Le premier plan du film est plein face, symétrique : au centre d’une cave au plafond voûté, un homme chante un air d’opéra, placé devant des cibles. Le réalisateur compte-t-il vraiment écouter cet homme, ou envisage-t-il de se servir de sa caméra comme d’une arme ? Voilà le trouble qui persiste tout au long de Sous-Sols. Les films d’Ulrich Seidl, souvent âpres, voire douloureux, ont de quoi rebuter quiconque n’apprécie pas son mélange habituel de cinéma punitif et d’humour noir. Dans cette dernière production, finie l’observation de la mise au pas des hommes par une société carcérale, nous partons explorer leurs sous-sols, là où se révèle leur intimité. Est-ce là le gage d’une démarche plus humaniste ? C’est sans compter sur l’obsession du réalisateur pour les rapports de domination, tant sur le fond que sur la forme.
Volonté de puissance
Le positionnement plein face que Seidl choisit pour filmer ces lieux n’est pas uniquement formel, il est aussi relationnel. Les personnes sont placées au milieu de leur environnement pour former des compositions géométriques, où ils dévoilent leurs secrets les plus intime. Nous assistons ainsi à la mise à nu (parfois littérale) de chacun d’entre eux, et voyons apparaître leur « vérité ». Une question essentielle se pose alors : au-delà de la satisfaction d’un certain voyeurisme, pourquoi regarder ? Que discerne Seidl dans cette suite de séquences que rien ne relie en apparence si ce n’est leurs décors souterrains ? Relevons tout d’abord que la quasi-totalité des situations filmées évoquent un rapport de dominants/dominés. De la longue démonstration de pratiques sadomasochistes à une réunion de tireurs amateurs débattant de l’invasion des musulmans sur leur beau continent, le réalisateur s’évertue à nous révéler la tendance naturelle aux rapports de force qui se nicherait en chacun d’entre nous. On la retrouve ainsi tout au long du film sous diverses formes, tantôt légères ou scandaleuses : loisirs, pratiques sexuelles, théories politiques…

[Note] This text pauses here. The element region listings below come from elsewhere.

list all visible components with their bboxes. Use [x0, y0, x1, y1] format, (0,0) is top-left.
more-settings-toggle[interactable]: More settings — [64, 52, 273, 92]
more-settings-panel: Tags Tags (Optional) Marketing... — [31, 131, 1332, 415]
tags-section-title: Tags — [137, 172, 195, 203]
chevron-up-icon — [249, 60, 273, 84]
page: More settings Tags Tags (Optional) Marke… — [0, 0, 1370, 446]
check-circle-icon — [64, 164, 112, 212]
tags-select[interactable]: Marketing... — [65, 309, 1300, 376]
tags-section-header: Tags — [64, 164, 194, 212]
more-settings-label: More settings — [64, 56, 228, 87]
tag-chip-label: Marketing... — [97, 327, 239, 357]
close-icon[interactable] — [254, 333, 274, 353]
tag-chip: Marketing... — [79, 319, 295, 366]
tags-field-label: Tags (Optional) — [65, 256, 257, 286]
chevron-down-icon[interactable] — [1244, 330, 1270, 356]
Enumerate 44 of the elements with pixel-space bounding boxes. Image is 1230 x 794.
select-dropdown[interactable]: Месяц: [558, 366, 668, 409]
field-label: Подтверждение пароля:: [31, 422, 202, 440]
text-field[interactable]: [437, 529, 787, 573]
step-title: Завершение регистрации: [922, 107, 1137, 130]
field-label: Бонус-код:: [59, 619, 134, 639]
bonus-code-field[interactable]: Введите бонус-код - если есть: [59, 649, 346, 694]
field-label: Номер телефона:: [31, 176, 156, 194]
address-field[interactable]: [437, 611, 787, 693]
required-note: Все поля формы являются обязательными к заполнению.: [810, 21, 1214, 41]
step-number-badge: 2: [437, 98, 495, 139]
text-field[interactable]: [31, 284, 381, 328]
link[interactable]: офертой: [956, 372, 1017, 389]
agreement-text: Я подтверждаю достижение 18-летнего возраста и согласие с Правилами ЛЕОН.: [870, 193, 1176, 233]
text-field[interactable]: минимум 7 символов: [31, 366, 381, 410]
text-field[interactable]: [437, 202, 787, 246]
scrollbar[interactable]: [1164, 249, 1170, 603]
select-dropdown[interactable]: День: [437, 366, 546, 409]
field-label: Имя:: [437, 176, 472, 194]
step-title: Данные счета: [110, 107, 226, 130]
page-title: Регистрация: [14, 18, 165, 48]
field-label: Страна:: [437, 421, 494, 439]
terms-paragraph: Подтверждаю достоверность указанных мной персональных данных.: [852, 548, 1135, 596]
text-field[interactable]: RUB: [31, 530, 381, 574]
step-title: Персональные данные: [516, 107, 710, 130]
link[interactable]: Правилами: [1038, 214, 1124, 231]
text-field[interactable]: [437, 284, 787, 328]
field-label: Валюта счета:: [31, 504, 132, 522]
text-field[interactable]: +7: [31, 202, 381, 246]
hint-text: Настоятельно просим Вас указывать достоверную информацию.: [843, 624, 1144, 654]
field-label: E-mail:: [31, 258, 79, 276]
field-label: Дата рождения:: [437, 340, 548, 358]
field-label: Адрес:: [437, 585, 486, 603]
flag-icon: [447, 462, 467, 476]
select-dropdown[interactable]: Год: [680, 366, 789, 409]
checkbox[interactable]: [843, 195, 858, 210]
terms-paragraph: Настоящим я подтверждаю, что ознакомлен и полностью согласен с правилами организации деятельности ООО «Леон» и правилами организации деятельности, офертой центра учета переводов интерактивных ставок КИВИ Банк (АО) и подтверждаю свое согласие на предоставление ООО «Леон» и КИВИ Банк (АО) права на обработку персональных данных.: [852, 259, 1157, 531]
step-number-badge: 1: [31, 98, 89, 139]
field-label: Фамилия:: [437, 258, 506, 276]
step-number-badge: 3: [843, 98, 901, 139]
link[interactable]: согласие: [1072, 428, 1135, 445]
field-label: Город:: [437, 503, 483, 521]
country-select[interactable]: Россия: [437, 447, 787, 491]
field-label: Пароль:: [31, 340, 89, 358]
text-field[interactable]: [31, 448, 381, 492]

Mais ce rapport de domination, c’est dans le positionnement même du réalisateur que nous le retrouvons dans sa manifestation la plus éclatante. Il faut reconnaître à Seidl de parvenir à s’approcher au plus près de ses sujets. Or une fois infiltré, la pudeur n’existe plus pour lui : tout se passera en pleine lumière, au centre de lignes de forces qu’il aura savamment tracées parmi les éléments du décor. Seidl met alors en scène chaque personne à sa guise, et la plupart se retrouveront, comme dans ses précédents films, enfermés dans des encadrements formés par les fenêtres, les portes, les perspectives.
Et si tu regardes longuement un abîme…
Ces encadrements font souvent penser dans Sous-Sols à des miroirs, et les personnages placés à l’intérieur semblent transformés en reflets : ceux des spectateurs, bien entendu. Ce n’est pas nouveau, Seidl se veut le peintre d’un autoportrait autrichien, européen même. Il présente son pays comme une terre de misère morale, au sein de laquelle les hommes en conflit avec leur corps tentent de soulager leur mal-être par le recours à des procédés contribuant à développer encore plus cette misère. La religion, le tourisme, la surconsommation sont, entre autres, des formes d’enfermement pour tous ses personnages, qui en viennent même à les désirer et à les entretenir. Il n’y a décidément pas d’issue, y compris sous terre. Seidl prend ce constat pour acquis en manifestant d’une part de l’empathie envers ceux qui transforment leurs envies de domination en plaisir, et en condamnant d’autre part ceux qui en font des théories politiques.
En définitive, Ulrich Seidl ne cherche pas quoique ce soit de nouveau dans ces sous-sols, il y trouve surtout de nouveaux sujets à placer dans des cadres, afin de les exposer aux spectateurs. Ces derniers sont alors, eux aussi, élevés en position de dominants quand il s’agit d’épingler les figures repoussantes (le chasseur, le néonazi, les apprentis tireurs racistes…), ou en posture de dominé quand il est mis en position de subir de longs plans séquences tout en douleur au bon plaisir du réalisateur. Dans tous les cas, nous serions incités à voir se révéler des parts de nous-même sur grand écran. Peut-être distinguons-nous effectivement notre propre image, mais nous assistons avant tout à un méticuleux travail de taxidermie humaine. Or exposer la tête d’un chasseur au milieu de ses propres trophées est une pratique qui relève tout de même de la chasse, quoi qu’on en dise.